Last week I called my mother after a month without contact and interviewed her. I wanted to understand what my close family understood about the war. I asked if she could place Afghanistan on a map and she could. I asked if she paid attention to the news on Afghanistan and she explained that she avoided the subject on purpose due to my service. A symptom of post traumatic stress disorder, a condition which myself and many I served with have been diagnosed. My questions focused on Afghanistan and not Iraq because of current media attention in that country which I also served. We had never talked much about the war and her voice began to crack as we went back in time. I asked what she would tell the family of a serviceperson killed in action. She wept as she replied, “I hope that they have lots of pictures and I am sorry.” My mind stopped and I had asked too much. I thought of her photo albums that I had helped her preserve after nearly losing them a dozen years ago. My heart was breaking and I felt for the first time a dash of the pain my mother never talks about.

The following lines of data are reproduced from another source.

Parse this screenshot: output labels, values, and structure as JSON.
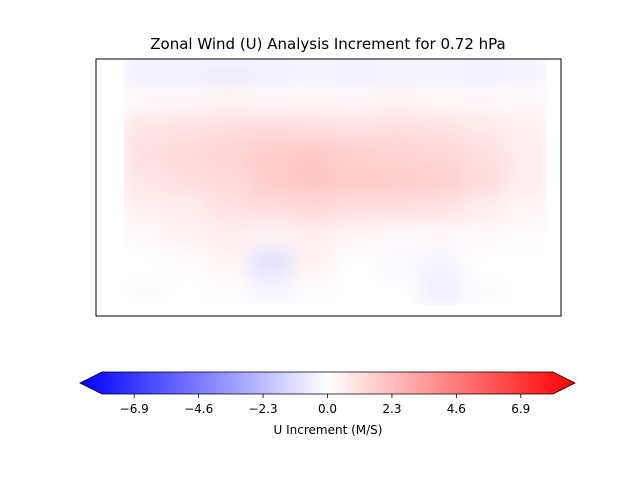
{
  "chart_data": {
    "type": "heatmap",
    "title": "Zonal Wind (U) Analysis Increment for 0.72 hPa",
    "colormap": "bwr",
    "colorbar": {
      "label": "U Increment (M/S)",
      "range": [
        -8.05,
        8.05
      ],
      "extend": "both",
      "orientation": "horizontal",
      "ticks": [
        -6.9,
        -4.6,
        -2.3,
        0.0,
        2.3,
        4.6,
        6.9
      ],
      "tick_labels": [
        "−6.9",
        "−4.6",
        "−2.3",
        "0.0",
        "2.3",
        "4.6",
        "6.9"
      ]
    },
    "axes_ticks": false,
    "field_approx": {
      "note_rows_top_to_bottom": true,
      "rows": [
        [
          -0.5,
          -0.5,
          -0.6,
          -0.5,
          -0.4,
          -0.5,
          -0.4,
          -0.4,
          -0.5,
          -0.4
        ],
        [
          0.2,
          0.2,
          0.3,
          0.2,
          0.2,
          0.2,
          0.3,
          0.2,
          0.2,
          0.2
        ],
        [
          0.8,
          0.9,
          1.0,
          1.1,
          1.0,
          0.9,
          1.0,
          0.9,
          0.7,
          0.5
        ],
        [
          1.0,
          1.2,
          1.4,
          1.6,
          1.7,
          1.5,
          1.4,
          1.3,
          1.0,
          0.6
        ],
        [
          0.8,
          1.0,
          1.2,
          1.6,
          1.8,
          1.6,
          1.6,
          1.5,
          1.1,
          0.6
        ],
        [
          0.5,
          0.6,
          0.9,
          1.1,
          1.2,
          1.0,
          1.0,
          0.9,
          0.6,
          0.3
        ],
        [
          0.2,
          0.4,
          0.6,
          0.3,
          0.5,
          0.3,
          0.2,
          0.2,
          0.2,
          0.1
        ],
        [
          0.0,
          0.1,
          0.3,
          -0.9,
          0.4,
          0.0,
          -0.2,
          -0.3,
          0.0,
          0.0
        ],
        [
          -0.1,
          0.0,
          0.1,
          -0.3,
          0.1,
          0.0,
          0.0,
          -0.5,
          -0.1,
          0.0
        ]
      ]
    }
  }
}
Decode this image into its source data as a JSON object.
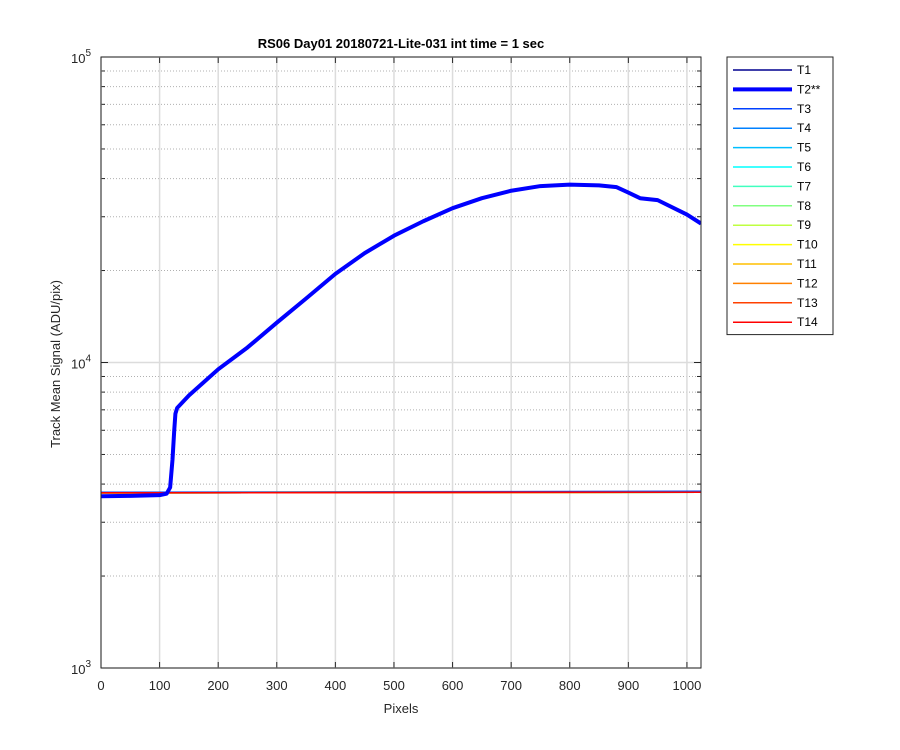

Somewhere we lost contact, six years and this war still hurts too bad to try to put my old family back together. When I was in junior high she encouraged me to participate in an essay contest. I placed in the first and continued to place in these contests until I graduated. I remember being very young a million years ago, wrapped within in the safety of a normal American childhood and upbringing, there was a world she did not know well enough to warn about. My mom would listen to my writing and I held that feeling, the mom feeling, close to my soul in a dark world.


Gunfire and smoke locked in my mind reminds, that someday all face death, for most a distant reality. During combat we remembered our mother’s voice, her cooking, long gone summer road trips, her discipline, smile, and her embrace. First memories and last memories are for her and we will be a team forever,
I will always be young with her too,
and I can
explain
the pain

the same
as
she

can…




For the war mothers of all countries.